Figure 2 FKBP 12 immunohistochemistry of major pelvic ganglion in saline and FK506-treated rats, one day after right cavernous nerve crush injury. In saline-treated animals, increased FKBP 12 immunoreactivity (-ir) is observed in cross-sections of the ipsilateral ganglion (R-MPG) compared with the contralateral ganglion (L-MPG). In FK506-treated animals, similar FKBP 12-ir is observed in cross-sections of R-MPG and L-MPG. No primary antibody staining was used as a negative control (scale bar, 15 µm). Abbreviations: R-MPG, right major pelvic ganglion; L-MPG, left major pelvic ganglion.

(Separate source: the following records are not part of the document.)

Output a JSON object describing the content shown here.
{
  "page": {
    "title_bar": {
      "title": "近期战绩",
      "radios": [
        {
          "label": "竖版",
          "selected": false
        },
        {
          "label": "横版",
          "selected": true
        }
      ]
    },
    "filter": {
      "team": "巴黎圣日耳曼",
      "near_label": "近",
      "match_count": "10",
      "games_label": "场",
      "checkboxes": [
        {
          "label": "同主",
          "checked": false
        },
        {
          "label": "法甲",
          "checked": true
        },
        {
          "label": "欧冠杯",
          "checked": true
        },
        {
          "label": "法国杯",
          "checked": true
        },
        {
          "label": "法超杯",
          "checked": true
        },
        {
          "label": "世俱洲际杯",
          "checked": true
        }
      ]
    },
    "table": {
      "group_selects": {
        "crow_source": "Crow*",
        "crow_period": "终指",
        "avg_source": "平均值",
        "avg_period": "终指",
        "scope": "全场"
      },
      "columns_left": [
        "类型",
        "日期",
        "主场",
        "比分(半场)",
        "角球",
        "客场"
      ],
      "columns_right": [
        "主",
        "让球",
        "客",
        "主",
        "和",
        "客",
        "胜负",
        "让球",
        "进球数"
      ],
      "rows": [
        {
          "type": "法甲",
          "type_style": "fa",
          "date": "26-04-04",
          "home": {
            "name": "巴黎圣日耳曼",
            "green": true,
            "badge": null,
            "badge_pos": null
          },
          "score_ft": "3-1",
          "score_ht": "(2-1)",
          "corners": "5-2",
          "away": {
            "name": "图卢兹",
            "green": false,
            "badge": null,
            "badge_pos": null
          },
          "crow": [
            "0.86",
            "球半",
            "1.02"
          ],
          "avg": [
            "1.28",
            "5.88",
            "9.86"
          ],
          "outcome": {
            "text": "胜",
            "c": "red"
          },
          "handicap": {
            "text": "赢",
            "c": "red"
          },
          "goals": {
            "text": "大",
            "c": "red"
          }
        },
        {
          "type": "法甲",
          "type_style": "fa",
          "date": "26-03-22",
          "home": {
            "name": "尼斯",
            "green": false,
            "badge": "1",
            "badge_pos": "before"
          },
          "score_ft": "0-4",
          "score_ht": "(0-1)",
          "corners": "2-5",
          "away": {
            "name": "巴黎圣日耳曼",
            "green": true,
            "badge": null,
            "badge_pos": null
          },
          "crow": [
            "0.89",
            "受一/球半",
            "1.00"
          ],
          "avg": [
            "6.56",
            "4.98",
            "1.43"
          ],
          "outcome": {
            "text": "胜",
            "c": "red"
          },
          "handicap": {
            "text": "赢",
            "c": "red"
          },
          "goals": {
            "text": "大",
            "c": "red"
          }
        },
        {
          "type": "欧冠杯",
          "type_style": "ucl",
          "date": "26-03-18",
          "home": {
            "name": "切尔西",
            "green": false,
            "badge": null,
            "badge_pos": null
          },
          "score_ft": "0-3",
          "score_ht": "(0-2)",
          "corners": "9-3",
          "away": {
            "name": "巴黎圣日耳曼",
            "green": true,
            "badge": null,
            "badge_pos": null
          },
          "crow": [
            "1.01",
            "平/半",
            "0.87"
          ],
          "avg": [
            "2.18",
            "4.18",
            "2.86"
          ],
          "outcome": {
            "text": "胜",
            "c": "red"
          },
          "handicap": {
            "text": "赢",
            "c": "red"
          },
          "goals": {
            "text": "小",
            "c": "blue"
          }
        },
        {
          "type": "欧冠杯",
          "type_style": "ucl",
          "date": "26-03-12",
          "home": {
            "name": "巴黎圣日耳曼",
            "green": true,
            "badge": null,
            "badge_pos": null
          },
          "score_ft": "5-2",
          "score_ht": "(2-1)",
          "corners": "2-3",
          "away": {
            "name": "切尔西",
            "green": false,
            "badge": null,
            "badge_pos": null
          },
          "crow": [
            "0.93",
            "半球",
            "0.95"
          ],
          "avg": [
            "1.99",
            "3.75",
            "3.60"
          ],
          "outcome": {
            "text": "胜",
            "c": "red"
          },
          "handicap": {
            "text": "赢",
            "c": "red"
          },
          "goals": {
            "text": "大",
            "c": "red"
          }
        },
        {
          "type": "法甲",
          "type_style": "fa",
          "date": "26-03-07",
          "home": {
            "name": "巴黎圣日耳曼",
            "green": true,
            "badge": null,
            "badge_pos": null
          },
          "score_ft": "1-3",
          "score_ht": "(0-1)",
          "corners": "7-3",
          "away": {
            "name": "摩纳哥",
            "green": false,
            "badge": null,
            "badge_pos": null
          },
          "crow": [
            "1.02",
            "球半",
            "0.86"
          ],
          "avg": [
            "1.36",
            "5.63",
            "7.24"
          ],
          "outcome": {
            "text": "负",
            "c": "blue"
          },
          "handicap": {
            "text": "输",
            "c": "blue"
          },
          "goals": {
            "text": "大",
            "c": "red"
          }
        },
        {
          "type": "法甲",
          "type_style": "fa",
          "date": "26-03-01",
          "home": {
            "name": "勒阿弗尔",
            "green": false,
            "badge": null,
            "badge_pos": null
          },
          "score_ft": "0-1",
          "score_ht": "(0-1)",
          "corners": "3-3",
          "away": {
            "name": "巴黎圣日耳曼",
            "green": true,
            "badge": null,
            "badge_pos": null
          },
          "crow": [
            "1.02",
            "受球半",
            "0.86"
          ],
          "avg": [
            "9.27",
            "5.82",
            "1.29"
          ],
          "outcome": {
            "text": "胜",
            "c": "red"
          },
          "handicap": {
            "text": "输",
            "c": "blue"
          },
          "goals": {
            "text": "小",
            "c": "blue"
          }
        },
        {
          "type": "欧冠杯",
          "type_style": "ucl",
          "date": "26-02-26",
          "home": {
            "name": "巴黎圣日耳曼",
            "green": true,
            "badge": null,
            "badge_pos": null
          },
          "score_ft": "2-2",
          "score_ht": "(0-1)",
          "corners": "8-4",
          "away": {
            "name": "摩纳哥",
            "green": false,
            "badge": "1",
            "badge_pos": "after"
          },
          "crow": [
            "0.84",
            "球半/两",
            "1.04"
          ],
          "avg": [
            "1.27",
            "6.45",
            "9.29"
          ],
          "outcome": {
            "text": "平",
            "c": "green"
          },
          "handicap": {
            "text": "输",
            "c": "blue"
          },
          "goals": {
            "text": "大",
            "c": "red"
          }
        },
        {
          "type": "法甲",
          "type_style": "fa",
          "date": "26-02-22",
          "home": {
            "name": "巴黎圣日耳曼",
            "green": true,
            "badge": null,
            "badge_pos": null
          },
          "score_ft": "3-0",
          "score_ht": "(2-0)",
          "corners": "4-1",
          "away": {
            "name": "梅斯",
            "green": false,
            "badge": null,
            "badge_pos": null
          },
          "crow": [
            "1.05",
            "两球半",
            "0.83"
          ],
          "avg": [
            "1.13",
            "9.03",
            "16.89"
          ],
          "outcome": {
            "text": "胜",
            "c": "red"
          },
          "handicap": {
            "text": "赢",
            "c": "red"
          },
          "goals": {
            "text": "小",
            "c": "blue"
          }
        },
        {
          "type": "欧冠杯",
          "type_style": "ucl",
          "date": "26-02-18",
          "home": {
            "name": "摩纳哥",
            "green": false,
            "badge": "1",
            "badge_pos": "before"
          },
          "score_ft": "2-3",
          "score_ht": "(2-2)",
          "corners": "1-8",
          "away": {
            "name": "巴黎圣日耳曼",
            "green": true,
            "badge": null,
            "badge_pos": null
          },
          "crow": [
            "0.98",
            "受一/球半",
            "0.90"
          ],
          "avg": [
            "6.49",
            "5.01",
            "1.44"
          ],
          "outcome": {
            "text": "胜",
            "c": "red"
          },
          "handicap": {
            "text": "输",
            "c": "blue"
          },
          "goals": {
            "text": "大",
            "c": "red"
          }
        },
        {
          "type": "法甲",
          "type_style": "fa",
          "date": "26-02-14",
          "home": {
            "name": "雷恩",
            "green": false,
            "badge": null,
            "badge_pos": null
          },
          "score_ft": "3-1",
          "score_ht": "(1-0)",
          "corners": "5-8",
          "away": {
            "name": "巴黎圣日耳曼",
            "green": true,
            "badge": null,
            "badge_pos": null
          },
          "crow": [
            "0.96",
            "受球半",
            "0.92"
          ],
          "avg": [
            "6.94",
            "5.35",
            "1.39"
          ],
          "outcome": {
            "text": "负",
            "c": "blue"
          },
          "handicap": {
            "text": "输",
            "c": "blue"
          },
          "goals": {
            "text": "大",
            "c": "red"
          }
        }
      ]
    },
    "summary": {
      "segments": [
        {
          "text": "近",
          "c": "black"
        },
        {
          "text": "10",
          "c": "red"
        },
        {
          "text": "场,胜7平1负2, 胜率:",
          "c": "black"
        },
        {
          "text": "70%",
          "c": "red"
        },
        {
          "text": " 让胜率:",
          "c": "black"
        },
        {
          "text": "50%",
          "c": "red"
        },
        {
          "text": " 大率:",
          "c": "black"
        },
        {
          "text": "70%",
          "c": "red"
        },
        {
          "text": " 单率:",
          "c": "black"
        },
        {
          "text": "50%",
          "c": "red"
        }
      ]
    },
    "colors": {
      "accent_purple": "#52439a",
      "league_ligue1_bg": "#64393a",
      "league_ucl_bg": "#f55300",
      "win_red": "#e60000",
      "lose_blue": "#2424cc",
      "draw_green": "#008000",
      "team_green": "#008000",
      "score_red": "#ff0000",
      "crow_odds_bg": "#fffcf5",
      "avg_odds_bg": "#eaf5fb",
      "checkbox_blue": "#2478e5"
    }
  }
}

Figure 3 FKBP 12 in situ hybridisation of major pelvic ganglion in saline and FK506-treated rats, one day after right cavernous nerve crush injury. In saline-treated animals, increased FKBP 12 expression is observed in cross-sections of the ipsilateral ganglion (R-MPG) compared with the contralateral ganglion (L-MPG). Similarly in FK506-treated animals, increased FKBP 12 expression is observed in cross-sections of the ipsilateral ganglion (R-MPG) compared with the contralateral ganglion (L-MPG). Sense FKBP 12 cDNA probe was used as a negative control (scale bar, 15 µm). Abbreviations: R-MPG, right major pelvic ganglion; L-MPG, left major pelvic ganglion.